Likewise, Biting Insult (her other method of Pass Token generation) is gone. The new version has a longer range, giving her something to do from the backfield, but again, it seems like something you want to target your own models with. I guess you can use Mockery to give Moonshiner 2″ of movement and 2 Distracted? Does not seem exciting to me.
Finally, she’s lost the Slurred Speech action, which kept her safe by penalizing cheating. Not that it matters at this point, but that was also another source of friendly healing gone.

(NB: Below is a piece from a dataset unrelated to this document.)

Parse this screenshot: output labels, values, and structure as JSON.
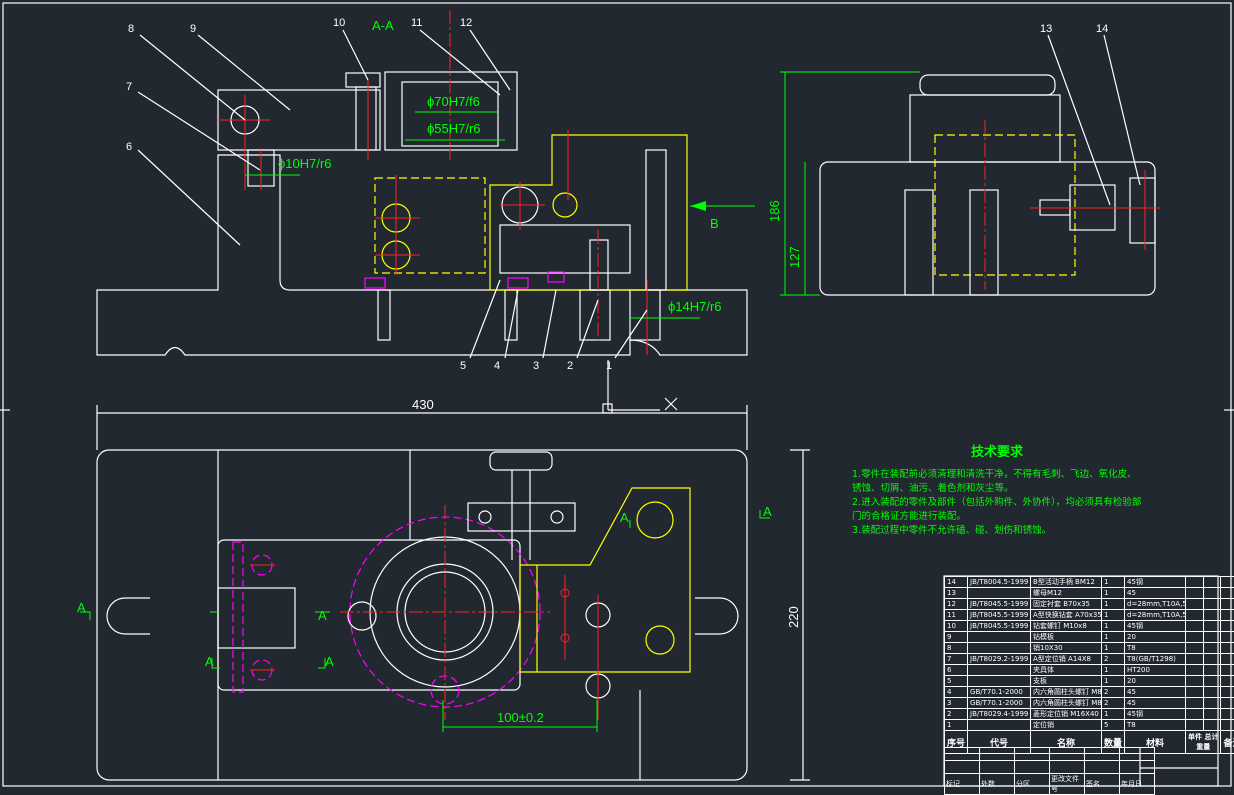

I cannot imagine ever hiring Shojo now. She is too fragile and too low impact, and doesn’t do anything your other models don’t do better. Sorry, lady – model’s gorgeous, maybe I’ll take it down from the shelf in 4th edition.
Akaname
As recently discussed, Akaname got a little touch-up recently, just in time to join the party. I’m not totally sure that you want these guys in Tri-Chi, but… they’re cheap as hell.
Horrific Odor is good at gooping poison onto your team, but if you can contrive to get this guy killed, the Sludge Marker is the real money – it stacks with other sources of Hazardous (Poison +1), so in Moonshiner lists you can engineer truly horrific amounts of poison self-stacking. I am not sure that it’s worth it to hire one of these guys and immediately kill him, but… maybe?
Other than that, his shockwave can drop Scrap to turn into Whiskey Gamin, although it’s not like Cooper can’t do that herself. Bottomless Pit is a genuinely great action, a bonus that removes any kind of marker for value, so I’d say if you run into a marker crew an Akaname might be a good way of keeping them honest.
Last Call
Overall, how did the Tri-chi fare? Early to say, but I think the crew is very strong now. Maybe too strong – a lot of people are complaining about Moonshiner. I think he punishes the Resurrectionist faction a bit too hard, but I don’t really know how to fix it; without Severe 5, he doesn’t really do enough to be worth it.
This is a keyword with defined weaknesses – it doesn’t do that much damage and relies on self-healing rather than potent front-end defenses. But it has a ton of tools for fighting and scheming, and Moon Shinobi and Cooper Jones are a fearsomely efficient core to work with. You can build in several directions, hiring the Golem for a traditional “obey beaters” crew or going Full Shitters with three monks and three Shinobi. Fingers, Hoochdini, and Popcorn Turner (and, to a lesser degree, Hopscotch) are all cool role players you can flex into as well. I’m a big fan of new Tri-Chi and will be running them a lot at Captaincon, I think – tune in for my Captaincon summary columns to see how they performed!